Monday, March 31, 2008

Phoenix Wright: Trials and Tribulations

Unpacking took up most of my spare time again. I was given a copy of the third Phoenix Wright game which I've been playing in snatches.

The Phoenix Wright games barely qualify as games. They're more like interactive novels, with that peculiarly Japanese fixation with dribbling text out a letter at a time. However, they are extremely well-written. You play a hapless defense attorney with a teenage spirit-medium sidekick who channels her dead older sister at crucial moments, and natters on about hamburgers and other wild tangents the rest of the time. All the characters are goofy and likable and the murder mysteries have outlandish twists. The legal system presented in the games is completely insane: defendants are guilty until proven innocent, and you have a strict three-day time limit in which to do so. Both prosecution and defense regularly pocket evidence from the crime scene in order to be able to produce it with maximum dramatic effect in court. The judge is credulous in the extreme; his opinions typically seesaw wildly over the course of the trials.

The first outing on the DS had an extra chapter written specifically for the DS, with various minigames that made use of its peripherals. For instance, you could dust for fingerprints, by tapping with the stylus to put down powder and then blowing into the microphone to clear it away. None of the subsequent Phoenix Wright games have done anything like this. I think I read somewhere that the series originated on PC in Japan and is being ported to the DS by installments. (The special DS-specific episode was also noticeably less well-written than any of the rest of the series.)

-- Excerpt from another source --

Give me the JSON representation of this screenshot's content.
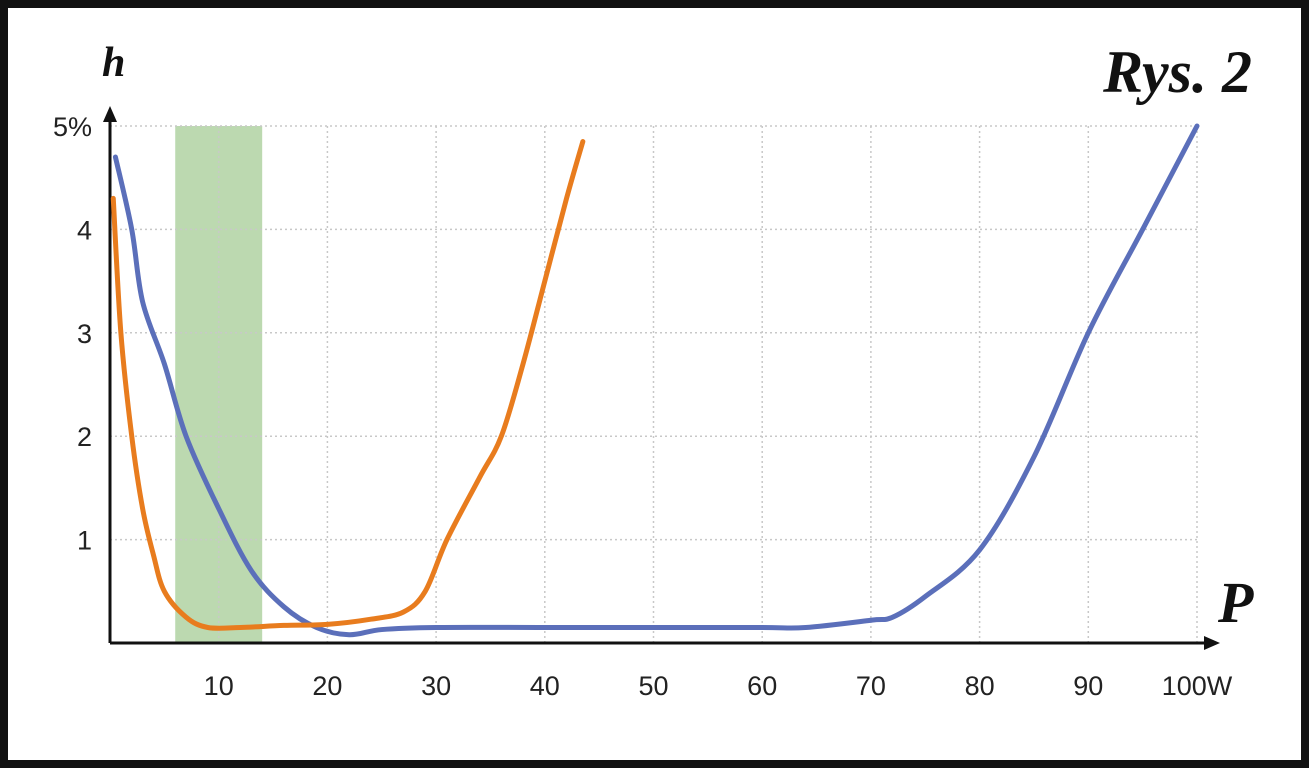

The third game is pretty consistent with my memories of the first two (barring the special episode). I'd recommend it to anyone who played and enjoyed the first two. If you're a newcomer you should be able to pick it up without problems; they do a good job of ramping you up on the mechanics of pocketing and presenting evidence. The tangled web of character relationships may take a bit longer for you to figure out, that's all.